There’s no difference between the nut and the historian in terms of being published, only the merit of their writing. Published means someone other than you accepts your work in exchange for either money or prestige (as in the case of academic journals), including a process of evaluation in which you have the possibility of rejection.
What Hello Again said. There are plenty of websites out there where people do tons and tons of research, or are incredibly entertaining, or whatever. They count the same as newsletters and zines.

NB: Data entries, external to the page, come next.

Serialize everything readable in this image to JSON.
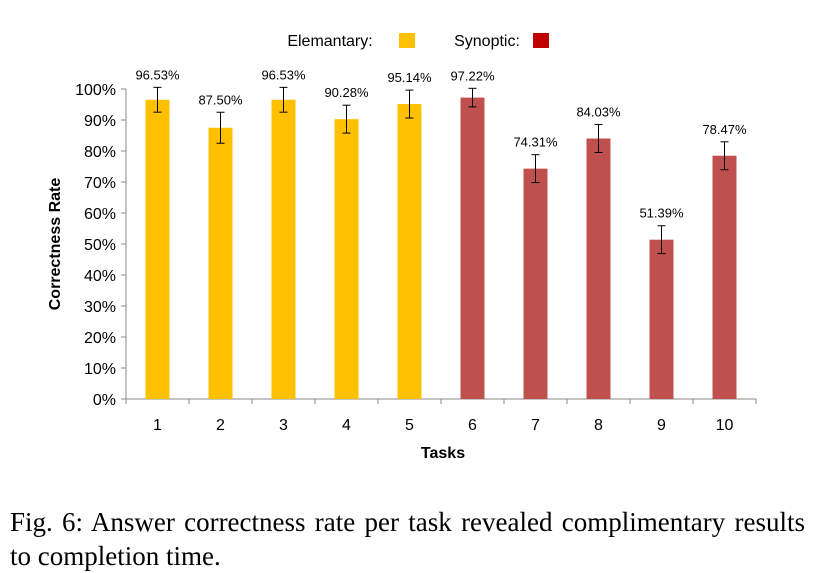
{
  "chart_data": {
    "type": "bar",
    "categories": [
      "1",
      "2",
      "3",
      "4",
      "5",
      "6",
      "7",
      "8",
      "9",
      "10"
    ],
    "values": [
      96.53,
      87.5,
      96.53,
      90.28,
      95.14,
      97.22,
      74.31,
      84.03,
      51.39,
      78.47
    ],
    "data_labels": [
      "96.53%",
      "87.50%",
      "96.53%",
      "90.28%",
      "95.14%",
      "97.22%",
      "74.31%",
      "84.03%",
      "51.39%",
      "78.47%"
    ],
    "error": [
      4,
      5,
      4,
      4.5,
      4.5,
      3,
      4.5,
      4.5,
      4.5,
      4.5
    ],
    "groups": [
      "Elemantary",
      "Elemantary",
      "Elemantary",
      "Elemantary",
      "Elemantary",
      "Synoptic",
      "Synoptic",
      "Synoptic",
      "Synoptic",
      "Synoptic"
    ],
    "legend": [
      {
        "label": "Elemantary:",
        "color": "#FFC000"
      },
      {
        "label": "Synoptic:",
        "color": "#C00000"
      }
    ],
    "bar_colors": {
      "Elemantary": "#FFC000",
      "Synoptic": "#C0504D"
    },
    "xlabel": "Tasks",
    "ylabel": "Correctness Rate",
    "ylim": [
      0,
      100
    ],
    "yticks": [
      "0%",
      "10%",
      "20%",
      "30%",
      "40%",
      "50%",
      "60%",
      "70%",
      "80%",
      "90%",
      "100%"
    ],
    "grid": false,
    "legend_position": "top-center"
  },
  "caption": "Fig. 6: Answer correctness rate per task revealed complimentary results to completion time."
}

Unless somebody vets your work and decides it’s good enough to publish, it doesn’t count to me. (Something like Cracked is borderline - they get paid, they have editors, but… After reflection, I guess they count - there are a plenty of utterly crappy books that get published that are less worthwhile than the articles on Cracked.)
E-books are books. They follow the same ‘rules’.

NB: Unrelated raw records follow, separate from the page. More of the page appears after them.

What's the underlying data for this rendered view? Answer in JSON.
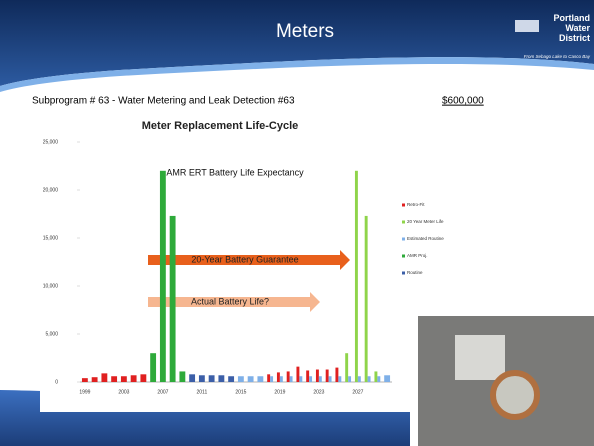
{
  "slide": {
    "title": "Meters",
    "logo_name": "Portland Water District",
    "logo_tagline": "From Sebago Lake to Casco Bay",
    "subprogram": "Subprogram # 63 - Water Metering and Leak Detection  #63",
    "amount": "$600,000"
  },
  "chart_data": {
    "type": "bar",
    "title": "Meter Replacement Life-Cycle",
    "categories": [
      "1999",
      null,
      null,
      null,
      "2003",
      null,
      null,
      null,
      "2007",
      null,
      null,
      null,
      "2011",
      null,
      null,
      null,
      "2015",
      null,
      null,
      null,
      "2019",
      null,
      null,
      null,
      "2023",
      null,
      null,
      null,
      "2027",
      null,
      null,
      null
    ],
    "series": [
      {
        "name": "Retro-Fit",
        "color": "#e02020",
        "values": [
          400,
          500,
          900,
          600,
          600,
          700,
          800,
          null,
          null,
          null,
          null,
          null,
          null,
          null,
          null,
          null,
          null,
          null,
          null,
          800,
          1000,
          1100,
          1600,
          1200,
          1300,
          1300,
          1500,
          null,
          null,
          null,
          null,
          null
        ]
      },
      {
        "name": "20 Year Meter Life",
        "color": "#8fd44a",
        "values": [
          null,
          null,
          null,
          null,
          null,
          null,
          null,
          null,
          null,
          null,
          null,
          null,
          null,
          null,
          null,
          null,
          null,
          null,
          null,
          null,
          null,
          null,
          null,
          null,
          null,
          null,
          null,
          3000,
          22000,
          17300,
          1100,
          null
        ]
      },
      {
        "name": "Estimated Routine",
        "color": "#7fb0e8",
        "values": [
          null,
          null,
          null,
          null,
          null,
          null,
          null,
          null,
          null,
          null,
          null,
          null,
          null,
          null,
          null,
          null,
          600,
          600,
          600,
          600,
          600,
          600,
          600,
          600,
          600,
          600,
          600,
          600,
          600,
          600,
          600,
          700
        ]
      },
      {
        "name": "AMR Proj.",
        "color": "#2eaa3a",
        "values": [
          null,
          null,
          null,
          null,
          null,
          null,
          null,
          3000,
          22000,
          17300,
          1100,
          null,
          null,
          null,
          null,
          null,
          null,
          null,
          null,
          null,
          null,
          null,
          null,
          null,
          null,
          null,
          null,
          null,
          null,
          null,
          null,
          null
        ]
      },
      {
        "name": "Routine",
        "color": "#3c5fa8",
        "values": [
          null,
          null,
          null,
          null,
          null,
          null,
          null,
          null,
          null,
          null,
          null,
          800,
          700,
          700,
          700,
          600,
          null,
          null,
          null,
          null,
          null,
          null,
          null,
          null,
          null,
          null,
          null,
          null,
          null,
          null,
          null,
          null
        ]
      }
    ],
    "ylim": [
      0,
      25000
    ],
    "yticks": [
      0,
      {
        "value": 5000,
        "label": "5,000"
      },
      {
        "value": 10000,
        "label": "10,000"
      },
      {
        "value": 15000,
        "label": "15,000"
      },
      {
        "value": 20000,
        "label": "20,000"
      },
      {
        "value": 25000,
        "label": "25,000"
      }
    ],
    "annotations": [
      "AMR ERT Battery Life Expectancy",
      "20-Year Battery Guarantee",
      "Actual Battery Life?"
    ],
    "grid": false
  }
}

The royalties and advances aggregated for my book come out to about zero now. I’d do a helluva lot better at minimum wage.
But I’m undoubtedly published, by anyone’s definition.
This is where I get confused then. If you say that Cracked is published simply because they get paid and have an editor, how is that different from the family historian that gets edited but does NOT get paid? How about the self published novelist that somehow gets a few thousand sold without an editor? It seems that most people say you need to be paid and edited. I guess I’ve seen enough smaller print stuff, especially family histories and such, that I don’t really think one needs to be paid to be published.
I’d hate to say ‘edited’ in there because that’s throwing a gatekeeper into the mix and currently the trend is to self-publish without the formal gatekeeper.
Would anyone say that Jeph Jacques, who writes the awesome webcomic Questionable Content, isn’t ‘published’? He has more than 100,000 readers per day. I’d wager one days readership exceed the amount of readership that 90+% of the books ever published.
And with the rise of Amazon and ebooks it’s easier than ever for a person with the dream to do the work and present it to the marketplace. 99% will suck, and not just a little, but they’re still publishing. They’re writing the work and putting it out there. I’d rather see that that some brilliant literary writer who has 20 brilliant novels but never sends them out for the public to see (I am thinking of a specific friend of mine who claims to be a writer and spends a lot of time at it but never shares with anyone).